Essential oils are extemely potent. We used to have a problem with them melting the plastic caps on bottles. Unless you are planning on working with batches of tea in excess of 10 pounds, the problems with storage and tweaking the formula will probably outweigh the benefit. Cinnamon oil for example is EXTREMELY potent and a single drop will probably overwhelm a pound of tea.
Here's what I would recommend.
Get a couple of oranges from an organic supplier, (Commercial oranges are bleached with chlorine gas and dyed orange with a chemical dye.)
From the same supplier. get some cinnamon sticks.
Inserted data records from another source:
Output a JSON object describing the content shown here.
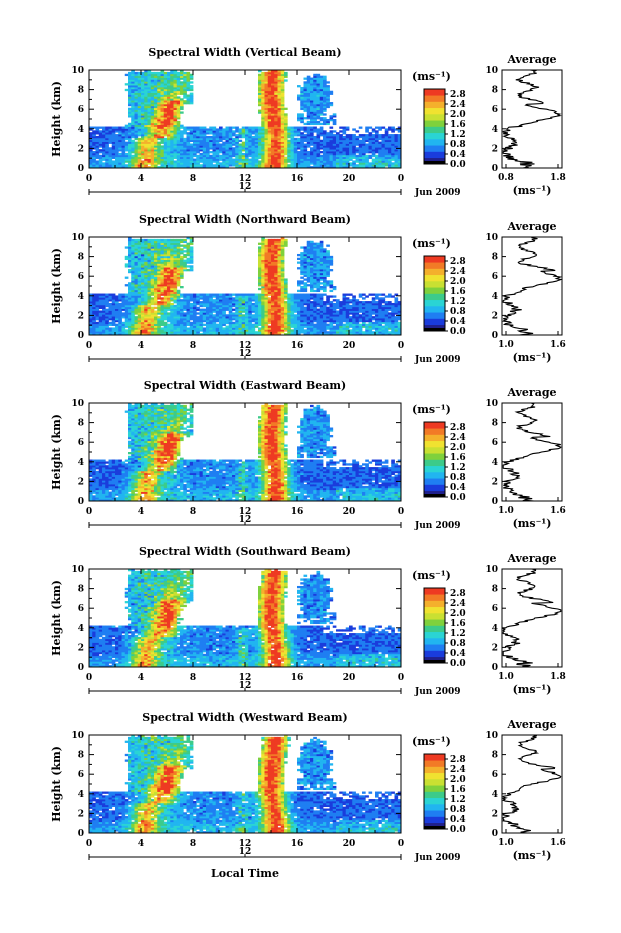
{
  "colors": {
    "scale": [
      "#20208c",
      "#1a3cdc",
      "#1f7ef2",
      "#21b5f0",
      "#2ad4d4",
      "#3ccb8a",
      "#7fd13c",
      "#c9e032",
      "#f0e230",
      "#f4b02c",
      "#f27a26",
      "#ee3a22"
    ],
    "line": "#000000"
  },
  "chart_data": [
    {
      "type": "heatmap",
      "title": "Spectral Width (Vertical Beam)",
      "ylabel": "Height (km)",
      "xlim": [
        0,
        24
      ],
      "ylim": [
        0,
        10
      ],
      "xticks": [
        "0",
        "4",
        "8",
        "12",
        "16",
        "20",
        "0"
      ],
      "yticks": [
        "0",
        "2",
        "4",
        "6",
        "8",
        "10"
      ],
      "date_tick": "12",
      "date_label": "Jun 2009",
      "colorbar": {
        "unit": "(ms⁻¹)",
        "ticks": [
          "0.0",
          "0.4",
          "0.8",
          "1.2",
          "1.6",
          "2.0",
          "2.4",
          "2.8"
        ],
        "range": [
          0,
          3
        ]
      },
      "average": {
        "title": "Average",
        "xticks": [
          "0.8",
          "1.8"
        ],
        "xlim": [
          0.8,
          1.8
        ],
        "xlabel": "(ms⁻¹)",
        "peak_height": 5.5
      }
    },
    {
      "type": "heatmap",
      "title": "Spectral Width (Northward Beam)",
      "ylabel": "Height (km)",
      "xlim": [
        0,
        24
      ],
      "ylim": [
        0,
        10
      ],
      "xticks": [
        "0",
        "4",
        "8",
        "12",
        "16",
        "20",
        "0"
      ],
      "yticks": [
        "0",
        "2",
        "4",
        "6",
        "8",
        "10"
      ],
      "date_tick": "12",
      "date_label": "Jun 2009",
      "colorbar": {
        "unit": "(ms⁻¹)",
        "ticks": [
          "0.0",
          "0.4",
          "0.8",
          "1.2",
          "1.6",
          "2.0",
          "2.4",
          "2.8"
        ],
        "range": [
          0,
          3
        ]
      },
      "average": {
        "title": "Average",
        "xticks": [
          "1.0",
          "1.6"
        ],
        "xlim": [
          1.0,
          1.6
        ],
        "xlabel": "(ms⁻¹)",
        "peak_height": 5.8
      }
    },
    {
      "type": "heatmap",
      "title": "Spectral Width (Eastward Beam)",
      "ylabel": "Height (km)",
      "xlim": [
        0,
        24
      ],
      "ylim": [
        0,
        10
      ],
      "xticks": [
        "0",
        "4",
        "8",
        "12",
        "16",
        "20",
        "0"
      ],
      "yticks": [
        "0",
        "2",
        "4",
        "6",
        "8",
        "10"
      ],
      "date_tick": "12",
      "date_label": "Jun 2009",
      "colorbar": {
        "unit": "(ms⁻¹)",
        "ticks": [
          "0.0",
          "0.4",
          "0.8",
          "1.2",
          "1.6",
          "2.0",
          "2.4",
          "2.8"
        ],
        "range": [
          0,
          3
        ]
      },
      "average": {
        "title": "Average",
        "xticks": [
          "1.0",
          "1.6"
        ],
        "xlim": [
          1.0,
          1.6
        ],
        "xlabel": "(ms⁻¹)",
        "peak_height": 5.6
      }
    },
    {
      "type": "heatmap",
      "title": "Spectral Width (Southward Beam)",
      "ylabel": "Height (km)",
      "xlim": [
        0,
        24
      ],
      "ylim": [
        0,
        10
      ],
      "xticks": [
        "0",
        "4",
        "8",
        "12",
        "16",
        "20",
        "0"
      ],
      "yticks": [
        "0",
        "2",
        "4",
        "6",
        "8",
        "10"
      ],
      "date_tick": "12",
      "date_label": "Jun 2009",
      "colorbar": {
        "unit": "(ms⁻¹)",
        "ticks": [
          "0.0",
          "0.4",
          "0.8",
          "1.2",
          "1.6",
          "2.0",
          "2.4",
          "2.8"
        ],
        "range": [
          0,
          3
        ]
      },
      "average": {
        "title": "Average",
        "xticks": [
          "1.0",
          "1.8"
        ],
        "xlim": [
          1.0,
          1.8
        ],
        "xlabel": "(ms⁻¹)",
        "peak_height": 5.7
      }
    },
    {
      "type": "heatmap",
      "title": "Spectral Width (Westward Beam)",
      "ylabel": "Height (km)",
      "xlabel": "Local Time",
      "xlim": [
        0,
        24
      ],
      "ylim": [
        0,
        10
      ],
      "xticks": [
        "0",
        "4",
        "8",
        "12",
        "16",
        "20",
        "0"
      ],
      "yticks": [
        "0",
        "2",
        "4",
        "6",
        "8",
        "10"
      ],
      "date_tick": "12",
      "date_label": "Jun 2009",
      "colorbar": {
        "unit": "(ms⁻¹)",
        "ticks": [
          "0.0",
          "0.4",
          "0.8",
          "1.2",
          "1.6",
          "2.0",
          "2.4",
          "2.8"
        ],
        "range": [
          0,
          3
        ]
      },
      "average": {
        "title": "Average",
        "xticks": [
          "1.0",
          "1.6"
        ],
        "xlim": [
          1.0,
          1.6
        ],
        "xlabel": "(ms⁻¹)",
        "peak_height": 5.8
      }
    }
  ]
}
With a vegetable peeler skin the zest (just the colored surface area of the orange peel) from the fruit. Avoid getting too much of the white pith which will make the tea bitter. If you do get too much, put the skin flat on the cutting board and scrape the white off with the edge of a knife.
Mince the zest finely, then spread it on a plate in a dry dark area to let it dry out.
When the orange peel is dry, it is time to experiment. Brew a cup of decaf black tea with a quarter tsp of orange zest and taste it. Tweak the amount until you get the orange flavor to your taste.
At this point, the easy solution would be to just pour the tea over a cinnamon stick, removing the stick when it gets to the required potency.
If you want to go all the way, though, crush the stick in a mortar and pestle or give it a couple of pulses in a blender or food processor. sift out the dust (it will look funky floating in the tea) and experiment with different quantities of cinnamon fragments in the tea and orange mixture.
It's a lot of work, but safer than messing around with esential oils.
You may be able to find a commercial supplier of dried orange peel.